His grandfather and great-grandmother had been interned, made prisoners in their country, while his great-grandfather had gone off to fight for America in World War II. It was the oldest family picture he had, more sentiment than anything else. A photo that represented a different time, the sort of thing that couldn’t happen in America any more.
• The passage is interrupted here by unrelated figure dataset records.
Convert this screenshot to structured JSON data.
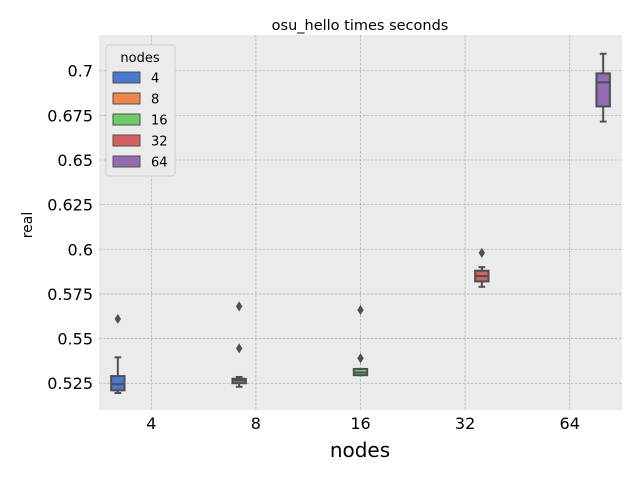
{
  "chart_data": {
    "type": "box",
    "title": "osu_hello times seconds",
    "xlabel": "nodes",
    "ylabel": "real",
    "categories": [
      "4",
      "8",
      "16",
      "32",
      "64"
    ],
    "ylim": [
      0.51,
      0.72
    ],
    "yticks": [
      0.525,
      0.55,
      0.575,
      0.6,
      0.625,
      0.65,
      0.675,
      0.7
    ],
    "ytick_labels": [
      "0.525",
      "0.55",
      "0.575",
      "0.6",
      "0.625",
      "0.65",
      "0.675",
      "0.7"
    ],
    "grid": true,
    "legend": {
      "title": "nodes",
      "position": "top-left",
      "entries": [
        "4",
        "8",
        "16",
        "32",
        "64"
      ]
    },
    "series": [
      {
        "name": "4",
        "color": "#4878d0",
        "category": "4",
        "whisker_low": 0.5195,
        "q1": 0.521,
        "median": 0.5245,
        "q3": 0.529,
        "whisker_high": 0.5395,
        "outliers": [
          0.561
        ]
      },
      {
        "name": "8",
        "color": "#ee854a",
        "category": "8",
        "whisker_low": 0.523,
        "q1": 0.525,
        "median": 0.5265,
        "q3": 0.5275,
        "whisker_high": 0.5285,
        "outliers": [
          0.5445,
          0.568
        ]
      },
      {
        "name": "16",
        "color": "#6acc64",
        "category": "16",
        "whisker_low": 0.5295,
        "q1": 0.5295,
        "median": 0.531,
        "q3": 0.533,
        "whisker_high": 0.533,
        "outliers": [
          0.539,
          0.566
        ]
      },
      {
        "name": "32",
        "color": "#d65f5f",
        "category": "32",
        "whisker_low": 0.579,
        "q1": 0.582,
        "median": 0.585,
        "q3": 0.588,
        "whisker_high": 0.59,
        "outliers": [
          0.598
        ]
      },
      {
        "name": "64",
        "color": "#956cb4",
        "category": "64",
        "whisker_low": 0.6715,
        "q1": 0.68,
        "median": 0.6935,
        "q3": 0.6985,
        "whisker_high": 0.7095,
        "outliers": []
      }
    ]
  },
  "style": {
    "axes_background": "#ebebeb",
    "grid_color": "#b0b0b0",
    "box_edge_color": "#4f4f4f"
  }
}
Except that it could, and it was. ERD had developed new internment plans while he was there, to deal with potential threats like the Aryan Rising clones. Those plans had been quietly nixed. But lately he’d heard from his contacts in ERD that they were being reactivated, upgraded, quietly put at the ready in anticipation of a wave of children born with Nexus.

Jesus.

Nakamura sighed. He’d let himself stay at ERD two years after he’d discovered those plans the first time, until finally one too many deceptions, one too many missions about stopping science instead of guarding the nation had pushed him over the edge.

He’d tried to quit. And when ERD wouldn’t let him quit, he’d turned to McFadden, already a department head at CIA. And McFadden had pulled strings, gotten him reassigned.

When the CIA is the place you turn to for moral clarity, Nakamura thought, you might have a problem.

CIA wanted him to find Lane. Finding Lane most likely meant finding Sam as well. And no one knew Sam better than Nakamura.

When he did find her… Did he trust her? Would she trust him?

Images of Sam filled his mind. Sam at fourteen, coughing in that burning room at Yucca Grove, the first instant he’d seen her, with the gun at her feet and blood pouring from the dead prophet below her. Sam in his arms as he’d jumped from the third-floor window of that burning building. Later, huddled in the blanket he’d put around her shoulders as she watched the ranch where she’d lived and been imprisoned and degraded go up in flames. Sam waiting to hear if her sister or parents had made it out, knowing already what the answer would be…

Sam at fifteen, karate practice, the hours they’d spent together with him teaching her how to protect herself. Her tears and anguish on the one year anniversary of Yucca Grove.

Sam on her sixteenth birthday, in a long black gown, out to the opera with her “uncles” Kevin and Peter, resplendent in their tuxedos.

Sam at eighteen, the target pistol he’d given her as a gift.

“What kind of a gift is a gun?” Peter had asked. But Sam’s eyes had lit up when she’d opened the box, and she’d hugged him tight.

Sam as an ERD trainee, working twice as hard as anyone. So determined. So sure of what was right and what was wrong. So naively loyal. So patriotic.